Factorising trigonometric functions In order to factorise $x^2-1$ one way of thinking about it would be to set it equal to zero and solve to get $x=1$ and $x=-1$.
You can then write $x^2-1=(x+1)(x-1)$
Can we do the same with trigonmetric functions, i.e
sin$x=0 \implies x=n\pi$ so 
sin$x=x(x-\pi)(x+\pi)(x-2\pi)(x+2\pi)...$
 A: Your idea is good.  It is well known that the sine function can be written as
$$\sin \pi x =\pi x \prod_{n=1}^{\infty}(1-x^2/n^2)$$
A: No. Try $x=\frac{1}{2}\pi$ and see that it doesn't work. 
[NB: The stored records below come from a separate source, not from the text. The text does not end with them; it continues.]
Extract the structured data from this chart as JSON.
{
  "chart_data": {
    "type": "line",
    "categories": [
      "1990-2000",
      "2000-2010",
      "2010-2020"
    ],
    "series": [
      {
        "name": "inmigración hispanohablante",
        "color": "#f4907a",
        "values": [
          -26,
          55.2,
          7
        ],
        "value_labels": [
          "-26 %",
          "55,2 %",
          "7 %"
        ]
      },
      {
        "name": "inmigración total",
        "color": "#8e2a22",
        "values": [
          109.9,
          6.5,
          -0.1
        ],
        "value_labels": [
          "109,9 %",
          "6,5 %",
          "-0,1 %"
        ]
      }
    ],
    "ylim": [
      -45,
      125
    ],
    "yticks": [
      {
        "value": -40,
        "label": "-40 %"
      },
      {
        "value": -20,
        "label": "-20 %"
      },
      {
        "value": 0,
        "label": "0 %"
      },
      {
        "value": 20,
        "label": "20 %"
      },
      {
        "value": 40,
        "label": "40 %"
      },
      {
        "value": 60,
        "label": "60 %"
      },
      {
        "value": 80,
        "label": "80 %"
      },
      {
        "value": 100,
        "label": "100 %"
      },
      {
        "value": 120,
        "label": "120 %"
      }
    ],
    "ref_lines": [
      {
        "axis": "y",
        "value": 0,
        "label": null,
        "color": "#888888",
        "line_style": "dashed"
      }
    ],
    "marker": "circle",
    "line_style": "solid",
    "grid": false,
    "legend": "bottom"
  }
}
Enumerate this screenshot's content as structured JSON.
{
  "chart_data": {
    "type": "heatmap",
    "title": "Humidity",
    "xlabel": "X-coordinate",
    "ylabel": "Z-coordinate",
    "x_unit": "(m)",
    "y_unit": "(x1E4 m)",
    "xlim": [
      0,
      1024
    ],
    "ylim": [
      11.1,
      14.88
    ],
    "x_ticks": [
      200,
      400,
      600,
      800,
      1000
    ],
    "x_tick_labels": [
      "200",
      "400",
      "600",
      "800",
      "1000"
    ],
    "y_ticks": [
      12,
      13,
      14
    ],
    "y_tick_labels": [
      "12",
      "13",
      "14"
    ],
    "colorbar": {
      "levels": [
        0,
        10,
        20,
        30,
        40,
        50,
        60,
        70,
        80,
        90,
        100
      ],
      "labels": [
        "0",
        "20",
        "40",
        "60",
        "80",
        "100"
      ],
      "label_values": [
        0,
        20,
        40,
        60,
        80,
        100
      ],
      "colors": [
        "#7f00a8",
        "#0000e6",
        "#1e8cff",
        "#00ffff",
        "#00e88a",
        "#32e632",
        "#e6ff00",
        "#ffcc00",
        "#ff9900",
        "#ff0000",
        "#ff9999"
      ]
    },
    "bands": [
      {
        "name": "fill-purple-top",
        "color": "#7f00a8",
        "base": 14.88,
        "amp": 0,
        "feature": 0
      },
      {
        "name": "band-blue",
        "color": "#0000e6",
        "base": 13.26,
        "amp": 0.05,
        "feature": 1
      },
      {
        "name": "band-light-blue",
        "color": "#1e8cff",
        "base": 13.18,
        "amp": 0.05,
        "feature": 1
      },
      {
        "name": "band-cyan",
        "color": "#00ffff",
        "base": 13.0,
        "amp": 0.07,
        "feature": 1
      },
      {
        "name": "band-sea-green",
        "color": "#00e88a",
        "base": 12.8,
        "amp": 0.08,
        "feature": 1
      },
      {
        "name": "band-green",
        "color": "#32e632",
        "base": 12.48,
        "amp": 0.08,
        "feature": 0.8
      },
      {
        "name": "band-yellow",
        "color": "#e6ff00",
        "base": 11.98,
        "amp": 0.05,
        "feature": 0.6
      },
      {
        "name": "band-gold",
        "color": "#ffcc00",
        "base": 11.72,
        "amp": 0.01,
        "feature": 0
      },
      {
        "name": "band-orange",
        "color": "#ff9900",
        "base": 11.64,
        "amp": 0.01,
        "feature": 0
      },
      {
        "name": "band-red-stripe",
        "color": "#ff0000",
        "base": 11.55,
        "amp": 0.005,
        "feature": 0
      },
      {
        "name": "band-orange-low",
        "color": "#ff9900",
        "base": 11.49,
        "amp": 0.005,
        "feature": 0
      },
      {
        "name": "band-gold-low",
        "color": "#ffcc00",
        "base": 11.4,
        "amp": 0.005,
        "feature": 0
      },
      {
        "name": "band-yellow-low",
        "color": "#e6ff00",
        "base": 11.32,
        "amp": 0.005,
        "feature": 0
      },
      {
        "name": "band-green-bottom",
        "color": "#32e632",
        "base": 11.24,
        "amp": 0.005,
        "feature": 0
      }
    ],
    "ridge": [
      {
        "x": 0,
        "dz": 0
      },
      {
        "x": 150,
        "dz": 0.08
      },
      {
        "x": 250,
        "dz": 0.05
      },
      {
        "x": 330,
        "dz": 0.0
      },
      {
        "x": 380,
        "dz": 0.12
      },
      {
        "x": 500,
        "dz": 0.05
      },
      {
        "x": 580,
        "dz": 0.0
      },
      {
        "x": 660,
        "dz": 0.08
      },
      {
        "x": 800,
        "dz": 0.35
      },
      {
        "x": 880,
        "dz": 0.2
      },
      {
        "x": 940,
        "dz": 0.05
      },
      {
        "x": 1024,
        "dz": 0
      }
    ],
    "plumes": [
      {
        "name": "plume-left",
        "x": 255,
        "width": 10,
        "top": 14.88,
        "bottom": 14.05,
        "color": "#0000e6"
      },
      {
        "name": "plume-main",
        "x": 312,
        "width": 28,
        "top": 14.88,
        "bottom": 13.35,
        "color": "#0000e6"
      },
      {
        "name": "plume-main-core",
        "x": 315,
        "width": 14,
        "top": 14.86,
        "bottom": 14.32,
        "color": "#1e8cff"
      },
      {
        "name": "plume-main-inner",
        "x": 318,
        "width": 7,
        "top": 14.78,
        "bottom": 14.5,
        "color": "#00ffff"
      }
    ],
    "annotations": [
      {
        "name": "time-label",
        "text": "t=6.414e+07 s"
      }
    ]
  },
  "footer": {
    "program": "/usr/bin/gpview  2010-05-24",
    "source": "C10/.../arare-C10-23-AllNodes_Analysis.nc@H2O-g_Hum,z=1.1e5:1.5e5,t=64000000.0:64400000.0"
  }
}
A: Note that actually given the roots of a quadratic, you don't have a full specification. The same occurs with $\sin$ as well. Note that $\sin(x)$ and $2\sin(x)$ have the same roots for example. Also you must be very careful with infinite products such as the one you just wrote down.
A: You must make sure that ratio of both sides is a bounded function. Since that ratio only has removable singularities, it is a complex analytic function, the boundedness then implies by Liouville's theorem that the ratio is actually a constant.
A: Sort of. The product you are suggesting does not converge except at point $x=n\pi$. But a variant does work.
The function $\sin(\pi z)$ can be expressed as the infinite product
$$\pi z\prod_1^\infty \left(1-\frac{z^2}{n^2}\right).$$
From this you can get an infinite product representation for $\sin x$ by setting $z=\frac{x}{\pi}$.
This result is due to Euler, and played a crucial part in his famous  proof of the fact that $1+\frac{1}{ 2^2}+\frac{1}{3^2}+\cdots =\frac{\pi^2}{6}$.